Le guide de mes deux journées d’expédition.

Je m’amusai à faire se déplacer les canards sur mon passage. Il m’expliqua quel était le coût de la viande de canard pour les familles.

Un élevage de canards.

Arrivés à l’hôtel, j’en donnai le montant au réceptionniste en tant que pourboire pour le chauffeur d’une bonté exemplaire.

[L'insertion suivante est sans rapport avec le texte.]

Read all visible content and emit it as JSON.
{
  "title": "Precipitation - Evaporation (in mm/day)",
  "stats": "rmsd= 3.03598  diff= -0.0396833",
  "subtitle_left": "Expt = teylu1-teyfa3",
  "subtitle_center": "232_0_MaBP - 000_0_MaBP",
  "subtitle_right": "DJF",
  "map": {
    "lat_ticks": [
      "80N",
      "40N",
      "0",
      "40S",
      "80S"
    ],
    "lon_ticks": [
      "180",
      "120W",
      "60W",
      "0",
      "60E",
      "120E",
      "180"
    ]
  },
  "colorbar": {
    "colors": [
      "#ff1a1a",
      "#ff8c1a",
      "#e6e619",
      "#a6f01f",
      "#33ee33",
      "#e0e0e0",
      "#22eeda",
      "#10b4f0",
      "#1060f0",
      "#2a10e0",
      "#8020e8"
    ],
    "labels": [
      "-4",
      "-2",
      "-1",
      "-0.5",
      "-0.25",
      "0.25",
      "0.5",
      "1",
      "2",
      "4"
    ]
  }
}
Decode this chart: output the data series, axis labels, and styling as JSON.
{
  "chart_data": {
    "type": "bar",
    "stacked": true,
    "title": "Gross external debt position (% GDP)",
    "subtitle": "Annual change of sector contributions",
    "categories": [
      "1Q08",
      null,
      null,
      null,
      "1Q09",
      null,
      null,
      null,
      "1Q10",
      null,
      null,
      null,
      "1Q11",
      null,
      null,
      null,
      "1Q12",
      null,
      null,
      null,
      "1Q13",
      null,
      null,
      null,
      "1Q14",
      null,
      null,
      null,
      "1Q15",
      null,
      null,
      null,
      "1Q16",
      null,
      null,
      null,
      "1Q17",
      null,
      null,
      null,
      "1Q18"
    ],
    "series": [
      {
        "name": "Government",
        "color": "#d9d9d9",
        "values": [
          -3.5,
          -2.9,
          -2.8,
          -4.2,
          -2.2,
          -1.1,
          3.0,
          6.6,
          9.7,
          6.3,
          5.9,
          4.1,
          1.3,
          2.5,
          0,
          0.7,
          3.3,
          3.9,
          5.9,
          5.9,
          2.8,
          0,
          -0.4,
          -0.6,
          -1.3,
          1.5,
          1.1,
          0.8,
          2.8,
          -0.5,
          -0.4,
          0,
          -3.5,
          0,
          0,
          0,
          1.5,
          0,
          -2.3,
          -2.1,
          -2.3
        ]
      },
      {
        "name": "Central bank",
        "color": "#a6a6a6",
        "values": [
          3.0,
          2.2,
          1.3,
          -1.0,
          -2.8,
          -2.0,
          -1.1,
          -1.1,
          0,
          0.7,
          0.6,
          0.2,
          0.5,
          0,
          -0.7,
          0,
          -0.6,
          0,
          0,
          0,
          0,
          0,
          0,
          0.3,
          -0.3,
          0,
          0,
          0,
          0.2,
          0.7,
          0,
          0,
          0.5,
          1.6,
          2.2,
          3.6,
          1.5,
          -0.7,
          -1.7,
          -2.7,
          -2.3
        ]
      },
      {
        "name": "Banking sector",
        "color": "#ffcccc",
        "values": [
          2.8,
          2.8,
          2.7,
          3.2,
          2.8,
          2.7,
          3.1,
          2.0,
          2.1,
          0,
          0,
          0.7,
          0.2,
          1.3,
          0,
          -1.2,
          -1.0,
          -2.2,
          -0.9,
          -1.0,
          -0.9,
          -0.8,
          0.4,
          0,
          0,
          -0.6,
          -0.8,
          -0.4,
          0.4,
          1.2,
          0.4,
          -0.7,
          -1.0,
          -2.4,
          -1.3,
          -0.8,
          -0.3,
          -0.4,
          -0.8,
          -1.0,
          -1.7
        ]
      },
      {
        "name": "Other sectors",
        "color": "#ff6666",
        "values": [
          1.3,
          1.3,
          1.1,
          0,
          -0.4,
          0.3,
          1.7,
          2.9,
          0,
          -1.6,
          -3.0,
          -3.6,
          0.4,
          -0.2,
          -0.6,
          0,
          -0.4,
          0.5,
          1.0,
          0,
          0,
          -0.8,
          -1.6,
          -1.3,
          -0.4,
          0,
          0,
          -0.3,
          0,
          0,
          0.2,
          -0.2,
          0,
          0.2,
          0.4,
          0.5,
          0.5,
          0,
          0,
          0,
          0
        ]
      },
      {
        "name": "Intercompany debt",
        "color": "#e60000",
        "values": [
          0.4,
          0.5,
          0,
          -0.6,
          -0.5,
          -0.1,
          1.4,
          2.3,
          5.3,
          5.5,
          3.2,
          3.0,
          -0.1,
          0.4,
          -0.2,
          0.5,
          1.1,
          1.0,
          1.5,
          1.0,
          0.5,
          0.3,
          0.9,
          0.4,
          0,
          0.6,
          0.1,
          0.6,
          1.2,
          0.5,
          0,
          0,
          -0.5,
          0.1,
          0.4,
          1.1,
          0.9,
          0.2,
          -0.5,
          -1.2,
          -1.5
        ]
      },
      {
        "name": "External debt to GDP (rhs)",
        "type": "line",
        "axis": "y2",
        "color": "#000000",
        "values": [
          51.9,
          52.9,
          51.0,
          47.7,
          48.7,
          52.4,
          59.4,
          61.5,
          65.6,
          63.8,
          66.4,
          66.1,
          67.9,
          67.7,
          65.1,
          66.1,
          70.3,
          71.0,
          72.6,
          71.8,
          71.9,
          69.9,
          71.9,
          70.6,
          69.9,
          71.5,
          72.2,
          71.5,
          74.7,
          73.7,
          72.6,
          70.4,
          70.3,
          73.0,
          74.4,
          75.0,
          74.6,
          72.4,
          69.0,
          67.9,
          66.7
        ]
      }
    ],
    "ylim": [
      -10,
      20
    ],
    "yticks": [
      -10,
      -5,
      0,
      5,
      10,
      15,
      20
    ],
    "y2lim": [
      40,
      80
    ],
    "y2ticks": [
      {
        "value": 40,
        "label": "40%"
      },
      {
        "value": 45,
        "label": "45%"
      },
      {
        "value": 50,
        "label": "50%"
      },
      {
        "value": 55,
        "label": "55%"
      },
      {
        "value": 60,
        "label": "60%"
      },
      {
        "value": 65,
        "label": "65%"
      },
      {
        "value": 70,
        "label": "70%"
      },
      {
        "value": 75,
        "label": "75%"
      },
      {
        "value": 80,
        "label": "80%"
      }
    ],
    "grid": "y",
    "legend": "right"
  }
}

Le soir-même, j’empruntai la route en bus à couchettes pour Mai Chau, avant-dernière destination de mon voyage à la fois charnière et jalon de ma vie. Lorsque le car arriva là où je descendais, le subalterne du chauffeur sauta alors que le véhicule ne s’était pas complètement arrêté, chaussé de claquettes. J’en reste stupéfait. Il me mit dans un taxi qu’il m’était impératif de prendre si je voulais rejoindre la ferme où j’allais séjourner. Au bout du chemin terreux d’un village, j’empruntai une allée, accueilli par une femme s’éclairant la voie à l’aide d’un téléphone des années 1990. Il pleuvait à sauts. La propriétaire me guida, un large sourire aux lèvres, vers la cabane en paille tressée dans laquelle je dormirais.

La location de Mai Chau.

Une élégante moustiquaire protégeait le lit matelassé qui m’attendait. Un cadenas était accroché au loquet de la palissade en bambou et paille qui servait de prote. Bien qu’il ne retenait plus rien, il n’en signifiait pas moins l’attention des fermiers.

Vue nocturne de la vallée de Mai Chau.

Le poulailler me réveilla au matin, m’incitant à me lever dans cette demeure rustique, me laver dans la douche usée mais fonctionnelle et nettement supérieure à mes attentes. Je me repus d’un petit-déjeuner très original et différent de ce que j’avais découvert jusqu’alors. Je pris un vélo pour m’en aller parcourir la vallée, longer les rizières, sillonner les pentes, arpenter les ruelles des villages.

Promenade à bicyclette dans la vallée de Mai Chau.

Une escapade magnifique au cours de laquelle j’ai plusieurs fois manqué de me faire mordre, à vif pour le coup, par des chiens de garde. Néanmoins, et peut-être en partie pour cette raison, l’expérience fut sensationnelle. Je portai mon t-shirt rouge avec un motif d’empreinte digitale apprêtée par un cultivateur de rizières.

Un paysan récolte du riz à proximité d’un barrage.

J’ai roulé longtemps ce jour-là, tant et si bien que mon genou a commencé à fatiguer, compte tenu de l’usure de la bicyclette, de l’absence de pistes et de ma fatigue corporelle, arrivé au terme de ce fabuleux voyage.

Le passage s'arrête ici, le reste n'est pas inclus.